Newer oral prescription medicines are available. These antifungal medicines are more effective because they go through the body to penetrate the nail plate within days of starting therapy.

Newer oral antifungal drugs terbinafine (Lamisil tablets),fluconazole (Diflucan), and itraconazole (Sporanox capsules) have replaced older therapies, such as griseofulvin, in the treatment of fungal nail infection. They offer shorter treatment periods (oral antifungal medications usually are administered over a three-month period), higher cure rates, and fewer side effects. These medications are fairly safe, with few contraindications (conditions that make taking the medicine inadvisable), but they should not be taken by patients with liver disease or heart failure. Before prescribing one of these medications, doctors often order a blood test to make sure the liver is functioning properly. Common side effects include nausea and stomach pain.

Fluconazole (Diflucan) is not approved by the Food and Drug Administration (FDA) for treatment of fungal nail infection, but it may be used by some clinicians as an alternative to itraconazole and terbinafine.

To decrease the side effects and duration of oral therapy, topical and surgical treatments (see below) may be combined with oral antifungal management.

Surgery
Surgical approaches to fungal nail infection treatment include surgically or chemically removing the nail (nail avulsion or matrixectomy).

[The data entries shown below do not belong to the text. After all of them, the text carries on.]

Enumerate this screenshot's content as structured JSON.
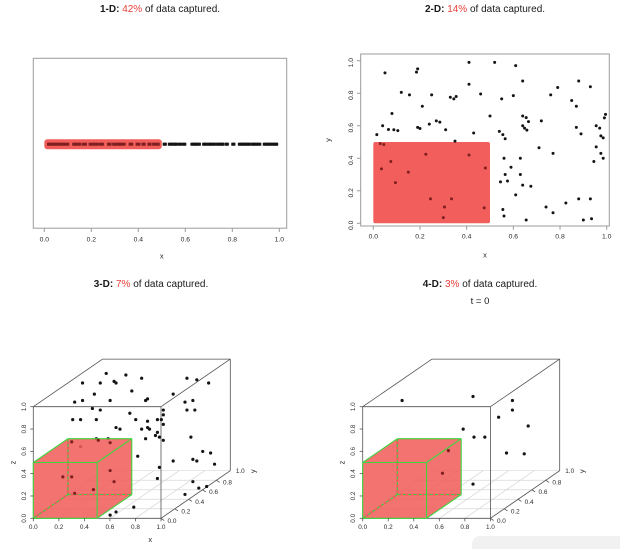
{
  "page": {
    "background": "#ffffff"
  },
  "colors": {
    "region_red": "#f15e5c",
    "region_edge_green": "#3ed43e",
    "hidden_edge_red": "#bb3434",
    "point_black": "#141414",
    "point_in_region": "#801f1f",
    "grid_gray": "#d6d6d6",
    "box_gray": "#9b9b9b",
    "cube_line": "#525252",
    "pct_red": "#e8403a",
    "text": "#1a1a1a"
  },
  "scrollbar": {
    "present": true
  },
  "chart_data": [
    {
      "id": "1d",
      "type": "scatter",
      "dimensions": 1,
      "title": "1-D: 42% of data captured.",
      "title_parts": {
        "dim": "1-D",
        "sep": ": ",
        "pct": "42%",
        "rest": " of data captured."
      },
      "xlabel": "x",
      "xlim": [
        0,
        1
      ],
      "x_ticks": [
        "0.0",
        "0.2",
        "0.4",
        "0.6",
        "0.8",
        "1.0"
      ],
      "captured_region": {
        "x": [
          0,
          0.5
        ]
      },
      "captured_pct": 42,
      "x": [
        0.018,
        0.025,
        0.032,
        0.04,
        0.048,
        0.055,
        0.063,
        0.072,
        0.08,
        0.09,
        0.1,
        0.125,
        0.133,
        0.14,
        0.15,
        0.165,
        0.175,
        0.195,
        0.205,
        0.215,
        0.225,
        0.238,
        0.248,
        0.273,
        0.28,
        0.295,
        0.305,
        0.315,
        0.322,
        0.33,
        0.34,
        0.365,
        0.372,
        0.395,
        0.403,
        0.42,
        0.425,
        0.445,
        0.45,
        0.465,
        0.475,
        0.485,
        0.51,
        0.515,
        0.532,
        0.538,
        0.545,
        0.552,
        0.558,
        0.563,
        0.575,
        0.58,
        0.592,
        0.598,
        0.628,
        0.634,
        0.64,
        0.647,
        0.653,
        0.66,
        0.678,
        0.684,
        0.69,
        0.7,
        0.705,
        0.712,
        0.719,
        0.725,
        0.737,
        0.743,
        0.75,
        0.757,
        0.76,
        0.774,
        0.779,
        0.802,
        0.807,
        0.83,
        0.836,
        0.842,
        0.849,
        0.855,
        0.862,
        0.868,
        0.873,
        0.885,
        0.89,
        0.896,
        0.903,
        0.91,
        0.917,
        0.936,
        0.942,
        0.949,
        0.956,
        0.963,
        0.97,
        0.977,
        0.984,
        0.989
      ]
    },
    {
      "id": "2d",
      "type": "scatter",
      "dimensions": 2,
      "title": "2-D: 14% of data captured.",
      "title_parts": {
        "dim": "2-D",
        "sep": ": ",
        "pct": "14%",
        "rest": " of data captured."
      },
      "xlabel": "x",
      "ylabel": "y",
      "xlim": [
        0,
        1
      ],
      "ylim": [
        0,
        1
      ],
      "x_ticks": [
        "0.0",
        "0.2",
        "0.4",
        "0.6",
        "0.8",
        "1.0"
      ],
      "y_ticks": [
        "0.0",
        "0.2",
        "0.4",
        "0.6",
        "0.8",
        "1.0"
      ],
      "captured_region": {
        "x": [
          0,
          0.5
        ],
        "y": [
          0,
          0.5
        ]
      },
      "captured_pct": 14,
      "points": [
        [
          0.03,
          0.49
        ],
        [
          0.045,
          0.485
        ],
        [
          0.035,
          0.335
        ],
        [
          0.075,
          0.38
        ],
        [
          0.15,
          0.315
        ],
        [
          0.095,
          0.25
        ],
        [
          0.225,
          0.425
        ],
        [
          0.245,
          0.15
        ],
        [
          0.3,
          0.035
        ],
        [
          0.305,
          0.1
        ],
        [
          0.335,
          0.15
        ],
        [
          0.41,
          0.42
        ],
        [
          0.48,
          0.34
        ],
        [
          0.475,
          0.095
        ],
        [
          0.41,
          0.99
        ],
        [
          0.52,
          0.99
        ],
        [
          0.61,
          0.97
        ],
        [
          0.19,
          0.95
        ],
        [
          0.185,
          0.93
        ],
        [
          0.05,
          0.925
        ],
        [
          0.64,
          0.875
        ],
        [
          0.88,
          0.875
        ],
        [
          0.41,
          0.855
        ],
        [
          0.93,
          0.84
        ],
        [
          0.79,
          0.835
        ],
        [
          0.12,
          0.805
        ],
        [
          0.155,
          0.79
        ],
        [
          0.25,
          0.79
        ],
        [
          0.46,
          0.795
        ],
        [
          0.6,
          0.785
        ],
        [
          0.76,
          0.79
        ],
        [
          0.33,
          0.775
        ],
        [
          0.345,
          0.765
        ],
        [
          0.355,
          0.78
        ],
        [
          0.55,
          0.765
        ],
        [
          0.85,
          0.755
        ],
        [
          0.21,
          0.72
        ],
        [
          0.87,
          0.72
        ],
        [
          0.08,
          0.675
        ],
        [
          0.5,
          0.66
        ],
        [
          0.64,
          0.66
        ],
        [
          0.655,
          0.65
        ],
        [
          0.995,
          0.67
        ],
        [
          0.99,
          0.648
        ],
        [
          0.27,
          0.63
        ],
        [
          0.285,
          0.622
        ],
        [
          0.665,
          0.625
        ],
        [
          0.72,
          0.63
        ],
        [
          0.04,
          0.6
        ],
        [
          0.24,
          0.61
        ],
        [
          0.19,
          0.59
        ],
        [
          0.2,
          0.583
        ],
        [
          0.065,
          0.577
        ],
        [
          0.088,
          0.575
        ],
        [
          0.105,
          0.57
        ],
        [
          0.31,
          0.575
        ],
        [
          0.64,
          0.6
        ],
        [
          0.648,
          0.585
        ],
        [
          0.658,
          0.573
        ],
        [
          0.87,
          0.59
        ],
        [
          0.955,
          0.6
        ],
        [
          0.97,
          0.585
        ],
        [
          0.015,
          0.545
        ],
        [
          0.43,
          0.555
        ],
        [
          0.54,
          0.565
        ],
        [
          0.555,
          0.545
        ],
        [
          0.89,
          0.55
        ],
        [
          0.975,
          0.538
        ],
        [
          0.985,
          0.525
        ],
        [
          0.35,
          0.505
        ],
        [
          0.565,
          0.52
        ],
        [
          0.71,
          0.465
        ],
        [
          0.955,
          0.47
        ],
        [
          0.77,
          0.43
        ],
        [
          0.975,
          0.43
        ],
        [
          0.56,
          0.4
        ],
        [
          0.63,
          0.4
        ],
        [
          0.985,
          0.4
        ],
        [
          0.945,
          0.38
        ],
        [
          0.59,
          0.345
        ],
        [
          0.565,
          0.3
        ],
        [
          0.63,
          0.3
        ],
        [
          0.575,
          0.26
        ],
        [
          0.545,
          0.255
        ],
        [
          0.64,
          0.235
        ],
        [
          0.675,
          0.228
        ],
        [
          0.61,
          0.175
        ],
        [
          0.88,
          0.15
        ],
        [
          0.93,
          0.15
        ],
        [
          0.825,
          0.125
        ],
        [
          0.555,
          0.085
        ],
        [
          0.74,
          0.1
        ],
        [
          0.77,
          0.065
        ],
        [
          0.655,
          0.02
        ],
        [
          0.9,
          0.02
        ],
        [
          0.935,
          0.028
        ],
        [
          0.56,
          0.045
        ]
      ]
    },
    {
      "id": "3d",
      "type": "scatter3d",
      "dimensions": 3,
      "title": "3-D: 7% of data captured.",
      "title_parts": {
        "dim": "3-D",
        "sep": ": ",
        "pct": "7%",
        "rest": " of data captured."
      },
      "xlabel": "x",
      "ylabel": "y",
      "zlabel": "z",
      "xlim": [
        0,
        1
      ],
      "ylim": [
        0,
        1
      ],
      "zlim": [
        0,
        1
      ],
      "x_ticks": [
        "0.0",
        "0.2",
        "0.4",
        "0.6",
        "0.8",
        "1.0"
      ],
      "y_ticks": [
        "0.0",
        "0.2",
        "0.4",
        "0.6",
        "0.8",
        "1.0"
      ],
      "z_ticks": [
        "0.0",
        "0.2",
        "0.4",
        "0.6",
        "0.8",
        "1.0"
      ],
      "captured_region": {
        "x": [
          0,
          0.5
        ],
        "y": [
          0,
          0.5
        ],
        "z": [
          0,
          0.5
        ]
      },
      "captured_pct": 7,
      "floor_grid": true,
      "points_projected": {
        "black": [
          [
            0.37,
            0.91
          ],
          [
            0.47,
            0.9
          ],
          [
            0.55,
            0.88
          ],
          [
            0.41,
            0.86
          ],
          [
            0.42,
            0.85
          ],
          [
            0.25,
            0.85
          ],
          [
            0.34,
            0.85
          ],
          [
            0.78,
            0.88
          ],
          [
            0.83,
            0.87
          ],
          [
            0.89,
            0.85
          ],
          [
            0.5,
            0.8
          ],
          [
            0.58,
            0.75
          ],
          [
            0.57,
            0.74
          ],
          [
            0.31,
            0.78
          ],
          [
            0.21,
            0.73
          ],
          [
            0.25,
            0.74
          ],
          [
            0.39,
            0.74
          ],
          [
            0.3,
            0.69
          ],
          [
            0.34,
            0.68
          ],
          [
            0.49,
            0.66
          ],
          [
            0.71,
            0.78
          ],
          [
            0.77,
            0.73
          ],
          [
            0.81,
            0.74
          ],
          [
            0.66,
            0.68
          ],
          [
            0.66,
            0.65
          ],
          [
            0.78,
            0.68
          ],
          [
            0.82,
            0.68
          ],
          [
            0.2,
            0.62
          ],
          [
            0.24,
            0.62
          ],
          [
            0.32,
            0.62
          ],
          [
            0.52,
            0.62
          ],
          [
            0.58,
            0.61
          ],
          [
            0.63,
            0.62
          ],
          [
            0.65,
            0.62
          ],
          [
            0.66,
            0.59
          ],
          [
            0.42,
            0.57
          ],
          [
            0.44,
            0.56
          ],
          [
            0.55,
            0.56
          ],
          [
            0.58,
            0.57
          ],
          [
            0.59,
            0.56
          ],
          [
            0.63,
            0.54
          ],
          [
            0.62,
            0.52
          ],
          [
            0.64,
            0.51
          ],
          [
            0.57,
            0.5
          ],
          [
            0.66,
            0.49
          ],
          [
            0.8,
            0.51
          ],
          [
            0.32,
            0.5
          ],
          [
            0.38,
            0.5
          ],
          [
            0.24,
            0.45
          ],
          [
            0.53,
            0.39
          ],
          [
            0.64,
            0.32
          ],
          [
            0.86,
            0.42
          ],
          [
            0.9,
            0.41
          ],
          [
            0.81,
            0.37
          ],
          [
            0.83,
            0.36
          ],
          [
            0.92,
            0.34
          ],
          [
            0.71,
            0.36
          ],
          [
            0.63,
            0.25
          ],
          [
            0.81,
            0.23
          ],
          [
            0.77,
            0.15
          ],
          [
            0.84,
            0.19
          ],
          [
            0.88,
            0.2
          ],
          [
            0.42,
            0.04
          ],
          [
            0.51,
            0.07
          ],
          [
            0.39,
            0.02
          ]
        ],
        "red": [
          [
            0.195,
            0.48
          ],
          [
            0.33,
            0.49
          ],
          [
            0.39,
            0.475
          ],
          [
            0.15,
            0.26
          ],
          [
            0.195,
            0.26
          ],
          [
            0.305,
            0.18
          ],
          [
            0.21,
            0.157
          ],
          [
            0.39,
            0.3
          ],
          [
            0.41,
            0.23
          ]
        ]
      }
    },
    {
      "id": "4d",
      "type": "scatter3d",
      "dimensions": 4,
      "title": "4-D: 3% of data captured.",
      "subtitle": "t = 0",
      "title_parts": {
        "dim": "4-D",
        "sep": ": ",
        "pct": "3%",
        "rest": " of data captured."
      },
      "xlabel": "x",
      "ylabel": "y",
      "zlabel": "z",
      "xlim": [
        0,
        1
      ],
      "ylim": [
        0,
        1
      ],
      "zlim": [
        0,
        1
      ],
      "x_ticks": [
        "0.0",
        "0.2",
        "0.4",
        "0.6",
        "0.8",
        "1.0"
      ],
      "y_ticks": [
        "0.0",
        "0.2",
        "0.4",
        "0.6",
        "0.8",
        "1.0"
      ],
      "z_ticks": [
        "0.0",
        "0.2",
        "0.4",
        "0.6",
        "0.8",
        "1.0"
      ],
      "captured_region": {
        "x": [
          0,
          0.5
        ],
        "y": [
          0,
          0.5
        ],
        "z": [
          0,
          0.5
        ]
      },
      "captured_pct": 3,
      "floor_grid": true,
      "points_projected": {
        "black": [
          [
            0.2,
            0.74
          ],
          [
            0.56,
            0.765
          ],
          [
            0.76,
            0.74
          ],
          [
            0.76,
            0.68
          ],
          [
            0.69,
            0.635
          ],
          [
            0.84,
            0.58
          ],
          [
            0.51,
            0.56
          ],
          [
            0.565,
            0.51
          ],
          [
            0.62,
            0.51
          ],
          [
            0.73,
            0.41
          ],
          [
            0.82,
            0.405
          ],
          [
            0.56,
            0.215
          ]
        ],
        "red": [
          [
            0.435,
            0.425
          ],
          [
            0.405,
            0.283
          ]
        ]
      }
    }
  ]
}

Thick nails may be chemically removed by using a urea compound. This technique usually should be deferred to a surgeon or dermatologist.

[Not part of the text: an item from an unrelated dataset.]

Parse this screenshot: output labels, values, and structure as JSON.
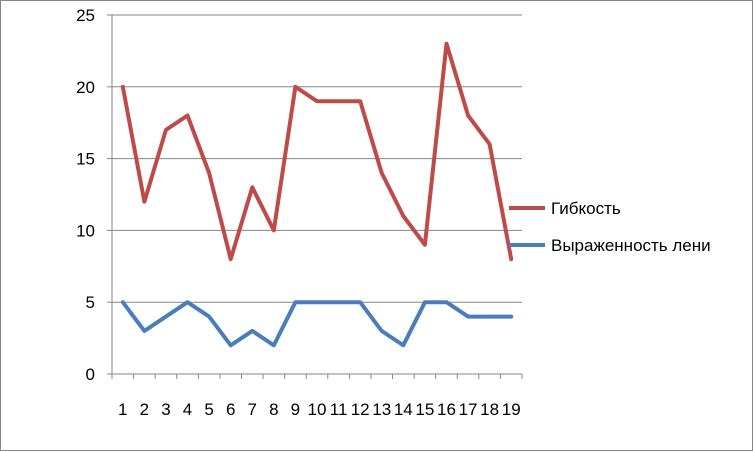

Surgically removing the nail plate (fingernail or toenail) is not effective treatment of fungal nail infection without additional therapy. This procedure should be considered an adjunctive (additional) treatment combined with oral medical therapy.

A combination of oral, topical, and surgical therapy may increase the effectiveness of treatment and reduce the cost of ongoing treatments.

Laser Treatment
One of the newest treatments to kill pathogens infecting the nails is laser therapy. The laser beam can penetrate the nail tissue and disrupt fungal and other pathogens enough to kill them. Some patients may experience some mild discomfort or pain during the procedure.

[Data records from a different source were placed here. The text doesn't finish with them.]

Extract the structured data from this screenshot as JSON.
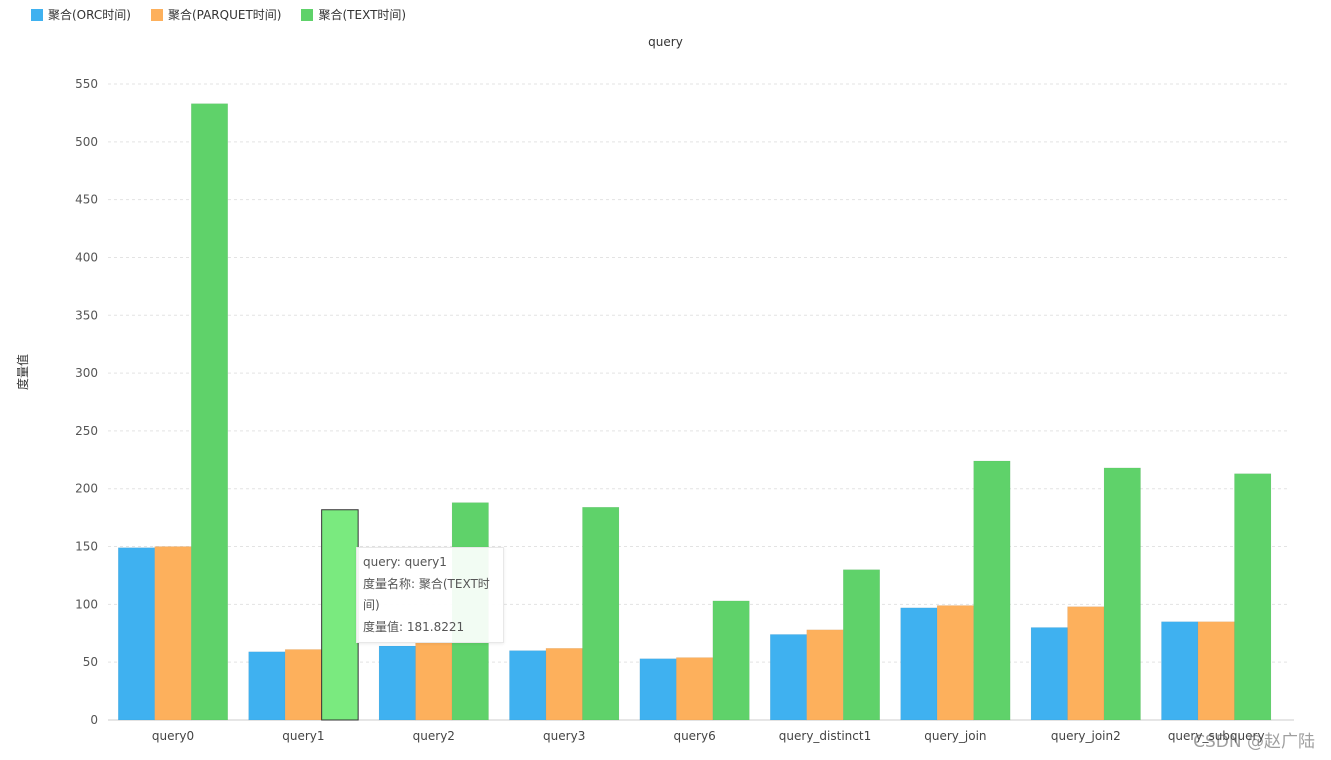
{
  "chart_data": {
    "type": "bar",
    "title": "query",
    "xlabel": "",
    "ylabel": "度量值",
    "ylim": [
      0,
      550
    ],
    "yticks": [
      0,
      50,
      100,
      150,
      200,
      250,
      300,
      350,
      400,
      450,
      500,
      550
    ],
    "grid": true,
    "legend_position": "top-left",
    "categories": [
      "query0",
      "query1",
      "query2",
      "query3",
      "query6",
      "query_distinct1",
      "query_join",
      "query_join2",
      "query_subquery"
    ],
    "series": [
      {
        "name": "聚合(ORC时间)",
        "color": "#3fb1f0",
        "values": [
          149,
          59,
          64,
          60,
          53,
          74,
          97,
          80,
          85
        ]
      },
      {
        "name": "聚合(PARQUET时间)",
        "color": "#fdb05c",
        "values": [
          150,
          61,
          67,
          62,
          54,
          78,
          99,
          98,
          85
        ]
      },
      {
        "name": "聚合(TEXT时间)",
        "color": "#5fd26a",
        "values": [
          533,
          181.8221,
          188,
          184,
          103,
          130,
          224,
          218,
          213
        ]
      }
    ],
    "highlight": {
      "series_index": 2,
      "category_index": 1,
      "color": "#7aea7f"
    }
  },
  "tooltip": {
    "line1": "query: query1",
    "line2": "度量名称: 聚合(TEXT时间)",
    "line3": "度量值: 181.8221"
  },
  "watermark": "CSDN @赵广陆"
}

Reports suggest that laser therapy is about as effective as medical therapy. Some patients may require more than one treatment. This treatment can be very expensive, and the cure rate is poor. 

Alternative Treatments and Home Remedies to Cure or Resolve Foot (Toenail) Fungus.
Over-the-counter (OTC) products such as Listerine (foot soaks in Listerine), Vicks Vapo Rub, beer foot soaks, hydrogen peroxide, and others are purported to be effective in some individuals. Home remedies are numerous; tea tree oil, coconut oil (mixed with other essential oils like tea tree), baking soda, white vinegar, garlic, orange oil, and lavender oil are only a few of the home remedies. Unfortunately, there is little or no data to support these claims. Some of the commercially available or over-the-counter products do not promote their use for nail infections, although some individuals may use them for alternative treatments. These should be avoided.

Is Fungal Nail Preventable?
Although it may be impossible to prevent fungal nail infections in everyone, there are ways to reduce a person's chance to get infected. The following are some of the methods to avoid nail infections:
  • Remember that nail infections can be passed from person to person so washing hands (and feet) after contacting another person with nail infections is a good practice.
  • Do not go barefoot in public showers or locker rooms.
  • Use antifungal spray or powder in shoes, especially gym shoes.
  • Be sure that if a manicure or pedicure  is done, instruments are sterilized before each person is exposed to them.
  • Keep feet dry and clean as possible.
  • Keep finger and toe nails trimmed; do not pick at or chew on fingernails or the skin around them.
  • Avoid caustic skin agents by wearing protective gloves.
Socks that wick away sweat help reduce moisture that can promote the survival and growth of nail pathogens.